A veces te toca retroceder al pasado para tener más claro tu futuro y que tu presente sirva para algo. Y sin querer estás leyendo los comentarios de anónimos en tu viejo blog. Ahí. Fue ahí donde tuvo que empezar todo. Esa publicación, ese comentario. Ese momento en el que te das cuenta de que puedes llegar a hacer sentir algo a otra persona tan solo con palabras.
Ni me acordaba de eso, pero la nostalgia me pudo y me puse a leer el blog desde el principio hasta el final. Cuanto han cambiado las cosas, cuanto tiempo ha pasado. Pero eso es lo de menos porque pase el tiempo que pase yo soy igual.

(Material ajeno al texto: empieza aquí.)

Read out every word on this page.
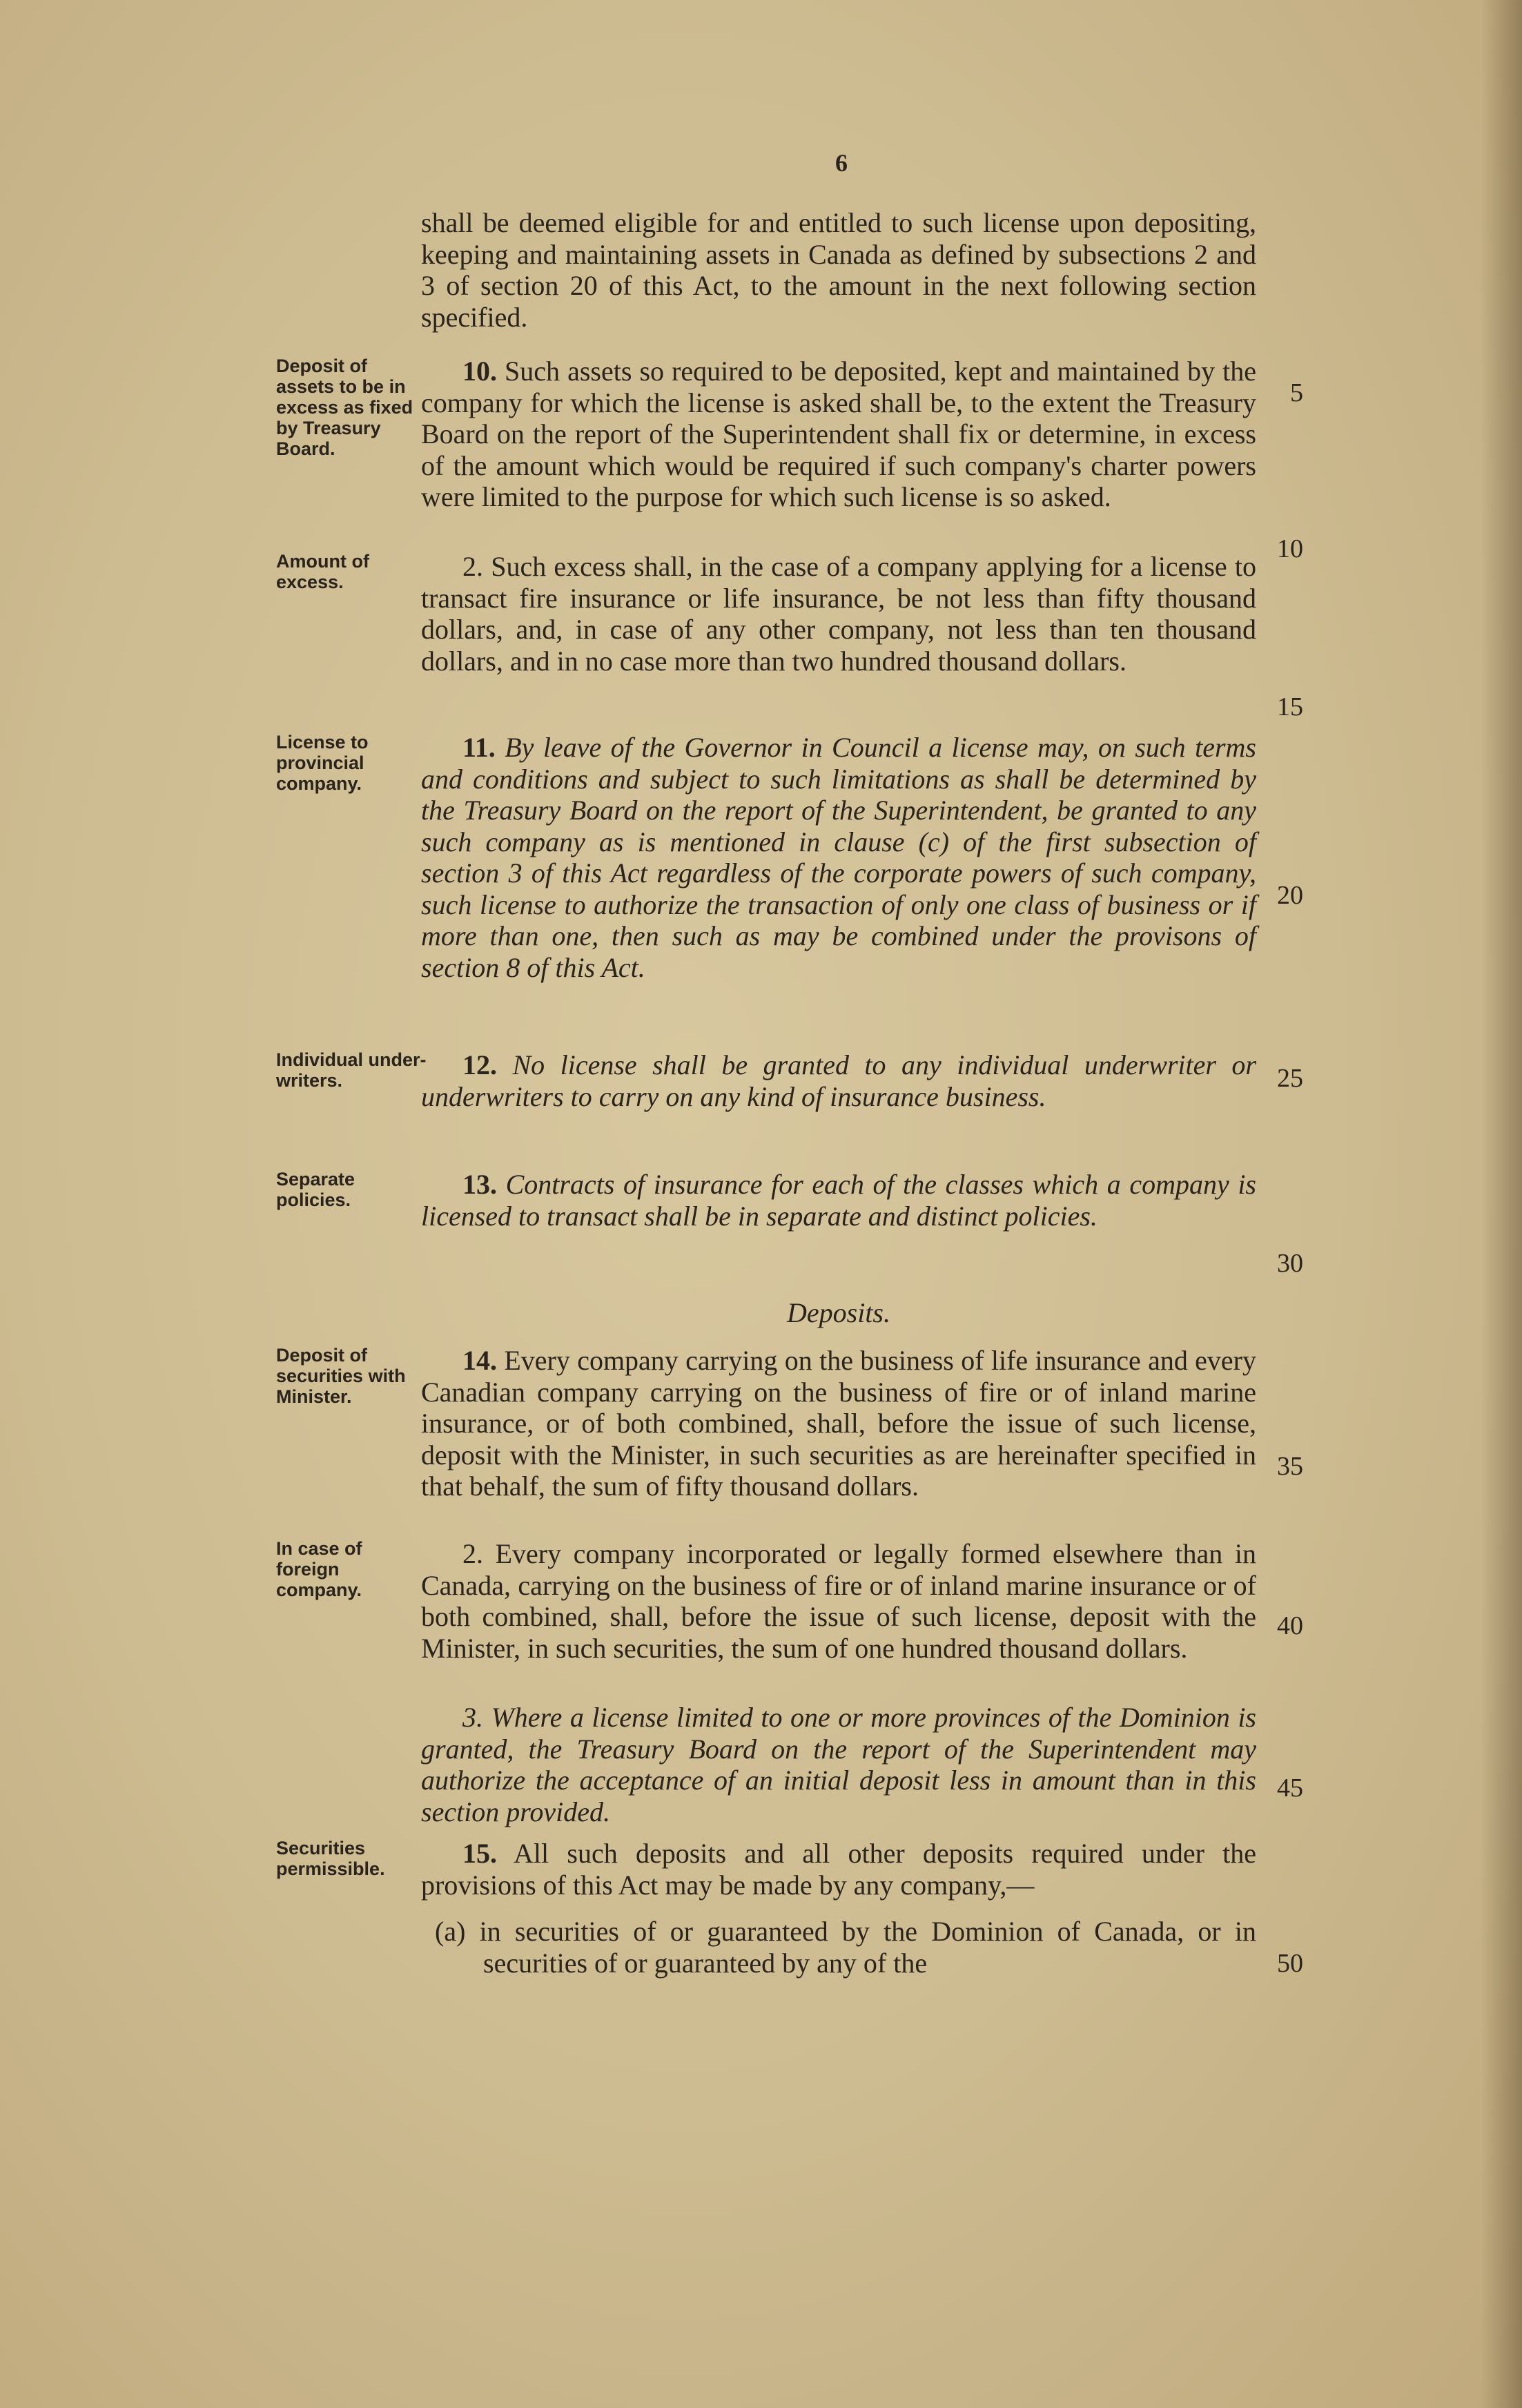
6
Deposit of assets to be in excess as fixed by Treasury Board.
Amount of excess.
License to provincial company.
Individual under-writers.
Separate policies.
Deposit of securities with Minister.
In case of foreign company.
Securities permissible.
5
10
15
20
25
30
35
40
45
50

shall be deemed eligible for and entitled to such license upon depositing, keeping and maintaining assets in Canada as defined by subsections 2 and 3 of section 20 of this Act, to the amount in the next following section specified.

10. Such assets so required to be deposited, kept and maintained by the company for which the license is asked shall be, to the extent the Treasury Board on the report of the Superintendent shall fix or determine, in excess of the amount which would be required if such company's charter powers were limited to the purpose for which such license is so asked.

2. Such excess shall, in the case of a company applying for a license to transact fire insurance or life insurance, be not less than fifty thousand dollars, and, in case of any other company, not less than ten thousand dollars, and in no case more than two hundred thousand dollars.

11. By leave of the Governor in Council a license may, on such terms and conditions and subject to such limitations as shall be determined by the Treasury Board on the report of the Superintendent, be granted to any such company as is mentioned in clause (c) of the first subsection of section 3 of this Act regardless of the corporate powers of such company, such license to authorize the transaction of only one class of business or if more than one, then such as may be combined under the provisons of section 8 of this Act.

12. No license shall be granted to any individual underwriter or underwriters to carry on any kind of insurance business.

13. Contracts of insurance for each of the classes which a company is licensed to transact shall be in separate and distinct policies.

Deposits.

14. Every company carrying on the business of life insurance and every Canadian company carrying on the business of fire or of inland marine insurance, or of both combined, shall, before the issue of such license, deposit with the Minister, in such securities as are hereinafter specified in that behalf, the sum of fifty thousand dollars.

2. Every company incorporated or legally formed elsewhere than in Canada, carrying on the business of fire or of inland marine insurance or of both combined, shall, before the issue of such license, deposit with the Minister, in such securities, the sum of one hundred thousand dollars.

3. Where a license limited to one or more provinces of the Dominion is granted, the Treasury Board on the report of the Superintendent may authorize the acceptance of an initial deposit less in amount than in this section provided.

15. All such deposits and all other deposits required under the provisions of this Act may be made by any company,—

(a) in securities of or guaranteed by the Dominion of Canada, or in securities of or guaranteed by any of the
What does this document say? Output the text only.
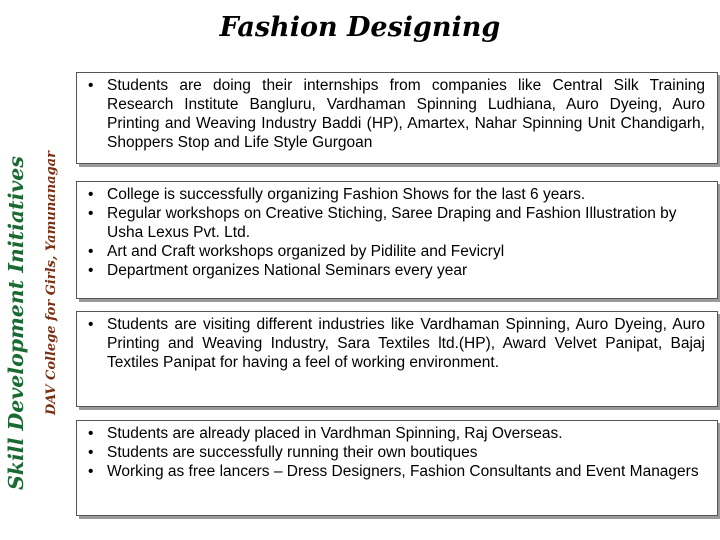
Fashion Designing
Skill Development Initiatives DAV College for Girls, Yamunanagar
• Students are doing their internships from companies like Central Silk Training Research Institute Bangluru, Vardhaman Spinning Ludhiana, Auro Dyeing, Auro Printing and Weaving Industry Baddi (HP), Amartex, Nahar Spinning Unit Chandigarh, Shoppers Stop and Life Style Gurgoan
• College is successfully organizing Fashion Shows for the last 6 years.
• Regular workshops on Creative Stiching, Saree Draping and Fashion Illustration by Usha Lexus Pvt. Ltd.
• Art and Craft workshops organized by Pidilite and Fevicryl
• Department organizes National Seminars every year
• Students are visiting different industries like Vardhaman Spinning, Auro Dyeing, Auro Printing and Weaving Industry, Sara Textiles ltd.(HP), Award Velvet Panipat, Bajaj Textiles Panipat for having a feel of working environment.
• Students are already placed in Vardhman Spinning, Raj Overseas.
• Students are successfully running their own boutiques
• Working as free lancers – Dress Designers, Fashion Consultants and Event Managers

Sigo con mis manías, mis complejos, mi fútbol, mi discòrdia, mis ojos, mi pelo, mi amor por los pingüinos, mi odio a las chucherías, mi paraíso y mi mejor ciudad del mundo. Y por mucho tiempo que pasé se que seguiré perdida entre páginas y escondida tras letras. Seguiré con mi ron, mi tequila, mi humo, mis vans, mi música y mis ganas de nunca terminar de soñar. Mi café, mis horas de biblioteca, mis tardes de mayo y mis noches de febrero, mi cerveza de los sábados y mi playa de todas las mañanas.
Lejos o cerca seguirá siendo siempre eso. Siempre yo, con ellas, con nadie, con todo.